Hunt for missing after devastating floods on French Riviera
Rescue workers searched Monday for four people still missing after floods tore through the French Riviera, leaving around 17 dead, while a clean-up began of normally glitzy towns now strewn with mud and debris.
Mediterranean resort towns beloved by jet-setting tourists such as Cannes, Nice and Antibes were devastated by a torrential weekend downpour that trapped residents in cars, parking garages and retirement homes.
Rivers of water gushed through some of the world's wealthiest streets, scattering cars hundreds of metres from where they were parked and destroying businesses in what were described as "apocalyptic" scenes.
Britain's Foreign Office confirmed the death of a British national in the floods, without giving further details.
"We are still at the terrible figure of 17 dead and search operations have resumed. There are still numerous flooded parking garages that need to be emptied out to verify that there are no more victims," said regional government official Francois-Xavier Lauch.
One person was still missing in Antibes, two in Cannes and another in the town of Mandelieu-la-Napoule where seven people died after being trapped in their parking garages when they tried to remove their cars.

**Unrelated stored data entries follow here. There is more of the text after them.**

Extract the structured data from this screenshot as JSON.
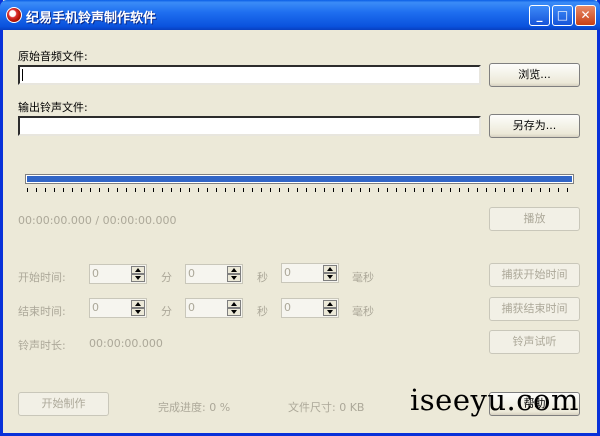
{
  "window": {
    "title": "纪易手机铃声制作软件",
    "minimize": "_",
    "maximize": "□",
    "close": "✕"
  },
  "source": {
    "label": "原始音频文件:",
    "value": "",
    "browse_label": "浏览..."
  },
  "output": {
    "label": "输出铃声文件:",
    "value": "",
    "saveas_label": "另存为..."
  },
  "player": {
    "progress": 1.0,
    "time_readout": "00:00:00.000 / 00:00:00.000",
    "play_label": "播放"
  },
  "start": {
    "label": "开始时间:",
    "minutes": "0",
    "seconds": "0",
    "milliseconds": "0",
    "unit_min": "分",
    "unit_sec": "秒",
    "unit_ms": "毫秒",
    "capture_label": "捕获开始时间"
  },
  "end": {
    "label": "结束时间:",
    "minutes": "0",
    "seconds": "0",
    "milliseconds": "0",
    "unit_min": "分",
    "unit_sec": "秒",
    "unit_ms": "毫秒",
    "capture_label": "捕获结束时间"
  },
  "duration": {
    "label": "铃声时长:",
    "value": "00:00:00.000",
    "preview_label": "铃声试听"
  },
  "footer": {
    "start_label": "开始制作",
    "progress_text": "完成进度: 0 %",
    "size_text": "文件尺寸: 0 KB",
    "help_label": "帮助"
  },
  "watermark": "iseeyu.com",
  "colors": {
    "title_bar": "#0a52dd",
    "slider_fill": "#3165c6",
    "disabled_text": "#aca899",
    "background": "#ece9d8"
  }
}
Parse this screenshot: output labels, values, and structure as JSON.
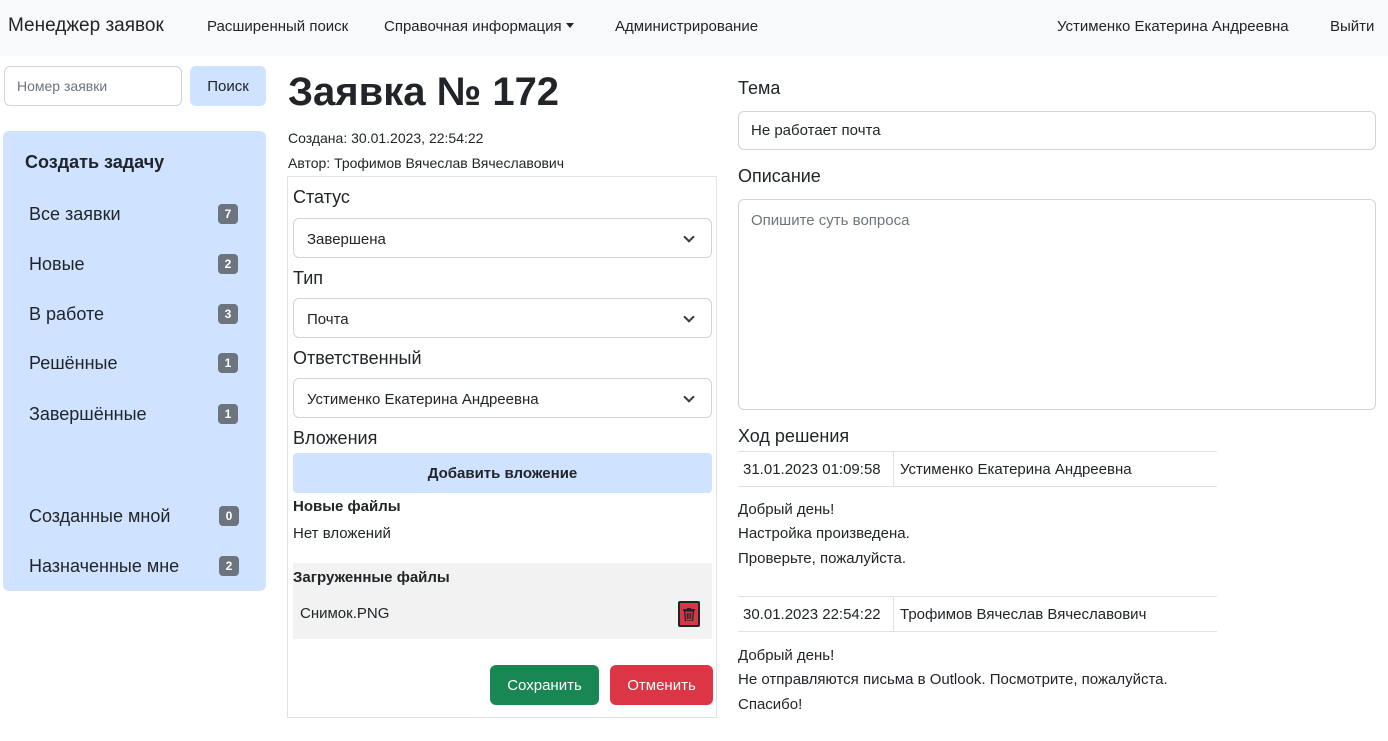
{
  "navbar": {
    "brand": "Менеджер заявок",
    "links": [
      "Расширенный поиск",
      "Справочная информация",
      "Администрирование"
    ],
    "user": "Устименко Екатерина Андреевна",
    "logout": "Выйти"
  },
  "search": {
    "placeholder": "Номер заявки",
    "button": "Поиск"
  },
  "sidebar": {
    "create_task": "Создать задачу",
    "items": [
      {
        "label": "Все заявки",
        "count": "7"
      },
      {
        "label": "Новые",
        "count": "2"
      },
      {
        "label": "В работе",
        "count": "3"
      },
      {
        "label": "Решённые",
        "count": "1"
      },
      {
        "label": "Завершённые",
        "count": "1"
      },
      {
        "label": "Созданные мной",
        "count": "0"
      },
      {
        "label": "Назначенные мне",
        "count": "2"
      }
    ]
  },
  "ticket": {
    "title": "Заявка № 172",
    "created": "Создана: 30.01.2023, 22:54:22",
    "author": "Автор: Трофимов Вячеслав Вячеславович"
  },
  "form": {
    "status_label": "Статус",
    "status_value": "Завершена",
    "type_label": "Тип",
    "type_value": "Почта",
    "assignee_label": "Ответственный",
    "assignee_value": "Устименко Екатерина Андреевна",
    "attachments_label": "Вложения",
    "add_attachment": "Добавить вложение",
    "new_files_label": "Новые файлы",
    "no_attachments": "Нет вложений",
    "uploaded_label": "Загруженные файлы",
    "uploaded_file": "Снимок.PNG",
    "save": "Сохранить",
    "cancel": "Отменить"
  },
  "details": {
    "topic_label": "Тема",
    "topic_value": "Не работает почта",
    "description_label": "Описание",
    "description_placeholder": "Опишите суть вопроса",
    "progress_label": "Ход решения"
  },
  "log": [
    {
      "date": "31.01.2023 01:09:58",
      "author": "Устименко Екатерина Андреевна",
      "lines": [
        "Добрый день!",
        "Настройка произведена.",
        "Проверьте, пожалуйста."
      ]
    },
    {
      "date": "30.01.2023 22:54:22",
      "author": "Трофимов Вячеслав Вячеславович",
      "lines": [
        "Добрый день!",
        "Не отправляются письма в Outlook. Посмотрите, пожалуйста.",
        "Спасибо!"
      ]
    }
  ],
  "colors": {
    "primary_subtle": "#cfe2ff",
    "badge": "#6c757d",
    "success": "#198754",
    "danger": "#dc3545"
  }
}
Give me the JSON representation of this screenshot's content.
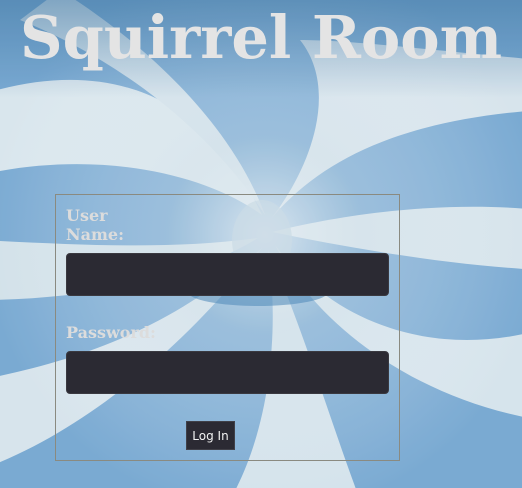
{
  "page": {
    "title": "Squirrel Room"
  },
  "login_form": {
    "username_label": "User Name:",
    "username_value": "",
    "password_label": "Password:",
    "password_value": "",
    "submit_label": "Log In"
  },
  "colors": {
    "title_text": "#e4e4e4",
    "input_background": "#2b2a33",
    "form_border": "#8a8a80",
    "background_blue": "#6fa3cf",
    "background_light": "#d9e6ee"
  },
  "background_image": "blue-white-swirl-pattern"
}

"It's apocalyptic," said Mandelieu-la-Napoule mayor Henri Leroy. "There are thousands of vehicles. There could be more bodies."
In the town of Biot, about 40 kilometres (25 miles) from Monte-Carlo where three people drowned in a retirement home, hundreds of clean-up officers clad in diving suits and carrying chainsaws set to removing trees and debris strewn around a river.
Some 9,000 households in the region still had no electricity after the record rainfall that saw 180 mm (seven inches) of water in Cannes alone -- nearly two months' worth in three hours.
- Questions over alert status -
President Francois Hollande toured the region, where he said a state of natural catastrophe would be declared Wednesday to allow emergency funds to be channelled to the devastated region.
As criticism grew over the fact the region had been placed only on "orange alert" status ahead of the storm, meteorologists were called on to local television stations to explain how their systems had failed to raise the alarm ahead of the torrential downpour.
Pascal Brovelli of the Meteo-France weather service told AFP the damage was due to more rain than expected falling in a very short period of time in heavily urbanised areas.
"Should we have been" on alert red? "We will have to see if we could have anticipated what happened," government spokesman Stephane Le Foll said on France Inter radio.
Hollande said Sunday the disaster pointed to an environmental lesson to be learnt.
"There have always been catastrophes. But their frequency and intensity are on the increase," he said, urging that environmental "decisions be taken" as France prepares to host UN-led climate talks in December on a post-2020 pact to curb greenhouse gases.
- 'A wave carried us away' -
Also hard-hit was the Antibes Marineland, Europe's biggest marine park, where penguins and sea lions found themselves in mud-filled pools.
"We have no electricity, no flowing water," said park director Bernard Gianpaolo, as dozens of firemen worked to pump out water blocking filtration systems at the park.
Shocked residents gave graphic accounts of the drama.
"I saw water pour in from the veranda. Within five minutes, it was up to my waist," said France Oberlin, a retired resident of Mandelieu-la-Napoule.
"I couldn't open the doors but luckily a neighbour came."
Seated on a plastic chair, surrounded by debris and overturned cars, she looked despairingly at her ground-floor apartment, in which everything had been destroyed.
Guy Morales in Cannes described how he was in his car when "a sort of wave carried us away. We couldn't do anything, the car hurtled down the street."
He, his wife and his dog managed to get out the car and waited for three hours on top of a wall for the water, which had been at shoulder height, to recede.
Rail operator SNCF was trying to restore train services after serious damage to tracks, electrical lines and infrastructure in the flood.
French Interior Minister Bernard Cazeneuve said nine people had been arrested in Cannes for looting.
The region's worst flood in the past 25 years was in June 2010, when 25 people were killed and there was one billion euros ($1.12 billion) of damage.
In December 1999, 92 people in France were killed by flooding, fallen trees and other storm damage caused by hurricane-strength winds that struck northwestern Europe.